Madonna got red carpet treatment for a court visit. Photo: Getty Images
Madonna received red carpet treatment in New York, but not for any regular celebrity appearance. She was reporting for jury duty.
The Material Girl was dressed in a black suit and sunglasses for the occasion, with platform sandals and a printed scarf.
Just because she was called up for duty like a regular person doesn't mean Madonna was treated like one, however.
The singer showed up an hour and a half late with an entourage that included three police officers, two personal bodyguards, two court officers and one personal assistant, according to gossip website Page Six.
Instead of queueing for security with the regular citizens and then joining them in the waiting room, the 55-year-old pop star was whisked through security in no time and then taken to a private room to meet with the head clerk.
After a brief meeting – where the clerk apparently joked he would sequester her for a whole week – it is expected Madonna will be released from duty.
When Page Six talked to other potential jurors about Madonna's star treatment, most were less than impressed.
''That’s pretty outrageous,'' Marianne Pita, 57, told Page Six. ''It’s a painfully long day and it doesn’t seem quite right. Everyone should have to wait in the same line.''
Anna, 33, said: ''The whole idea is everyone is here to serve. It’s ridiculous to make it a tiered system.''
However, a court spokesperson said the singer was allowed to arrive late so she would pose less of a distraction.
One lawyer said she was glad Madonna was being released from duty, because she would not be much use. ''She’d be a total distraction,'' the attorney said.
''I’m sure she’s bright, but her celebrity overrides her intellect. Everyone would be staring at her – I know I would.''
Madonna is not the first celebrity to cause a stir while trying to carry out their civic duty.
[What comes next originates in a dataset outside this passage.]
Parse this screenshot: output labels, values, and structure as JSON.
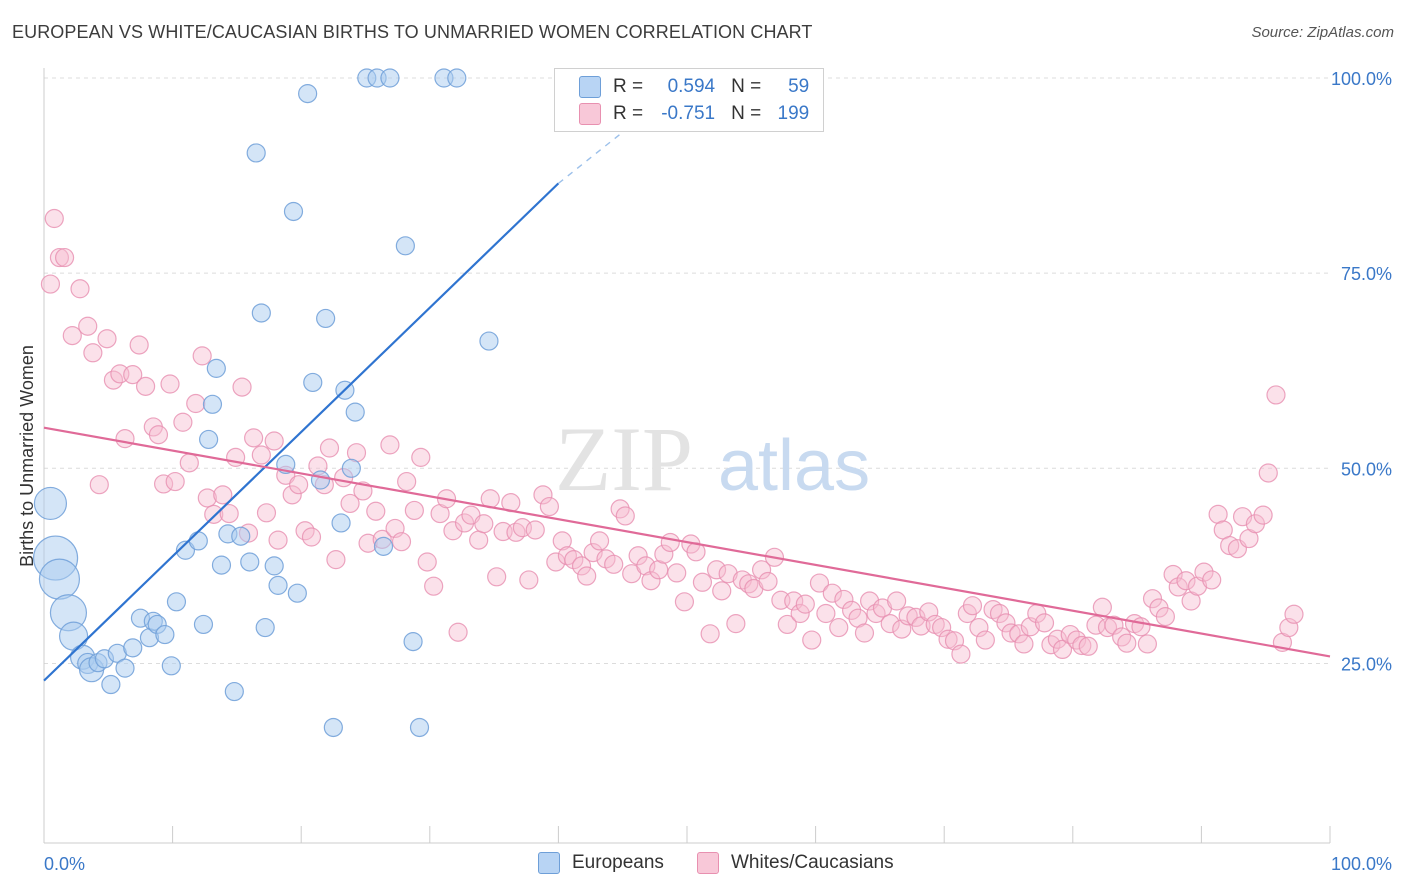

Just last year Tom Hanks cause a commotion and had his jury duty ended after he was approached by a ''starstruck'' member of the prosecutor's office.
The actor had been sitting on the jury for a domestic violence case in Los Angeles when he was allegedly approached during a lunch break by the woman, who ''thanked him, and [said] how impressed everyone is that such a celebrity would still be here serving jury duty'', according to The Independent.
Defence lawyer Andrew Flier said the prosecutor's office informed the court of the interaction, and while it appeared harmless it was ''an absolute 100 per cent no-no'' that ''should never have happened''.
However, when actor Steve Carrell was selected for jury duty in 2008 he managed to carry out his job without creating a scene, earning $US15 ($16) a day for his trouble, according to TMZ.
Brad Pitt had the red carpet rolled out just like Madonna when he was summoned for jury duty in 2007, with someone buying his lunch for him while the other jury members collected their own.
Mel Gibson wasn't above behaving like everyone else when he was called up for duty two years ago: The Braveheart actor reportedly waited with everyone else before heading into the assembly room.